Friday, 6 February 2009

The Triumph of Death.

This is an image of Pieter Breugel's The Triumph of Death 1562. The painting is a panoramic landscape of death where burning cities in the distance blacken the skies and people are cruelly being slaughtered, drowned, burned and hung by armies of skeletons ploughing their way through the living - whose feeble attempts to flee or defend themselves are to no avail. The skeletons are representative of death itself, symbolic of man's inability to escape mortality and his ever impending doom. The painting depicts that people from all walks of life are subject to the same fate - Death does not discriminate against race, age or status and Breugel makes this apparent by including a cardinal and a king amidst the massacre. In the foreground a baby is having it's face nibbled at by a skeletal dog, and, to the left, the death knell of the world is sounded by skeletons hauling a cart full of skulls. In the distance (on the right) we can see what were known as "Breaking Wheels" - a form of torture typical of the period.
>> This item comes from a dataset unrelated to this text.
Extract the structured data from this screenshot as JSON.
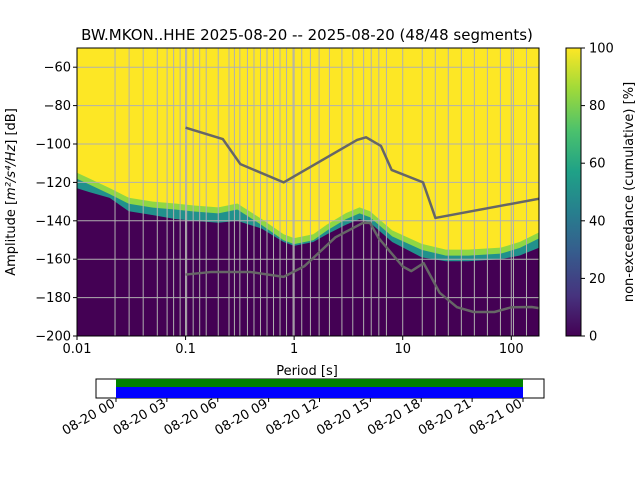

These were large wooden wagon wheels mounted upon vertical poles where the condemned would be lashed and beaten to death with an iron cudgel.
Breugel's scenes are fascinating not only for their content and the apparent message that they convey, for the narrative within them and the endless amount of information that can be found, but also, most importantly, for the practical skills and expertise of Breugel himself.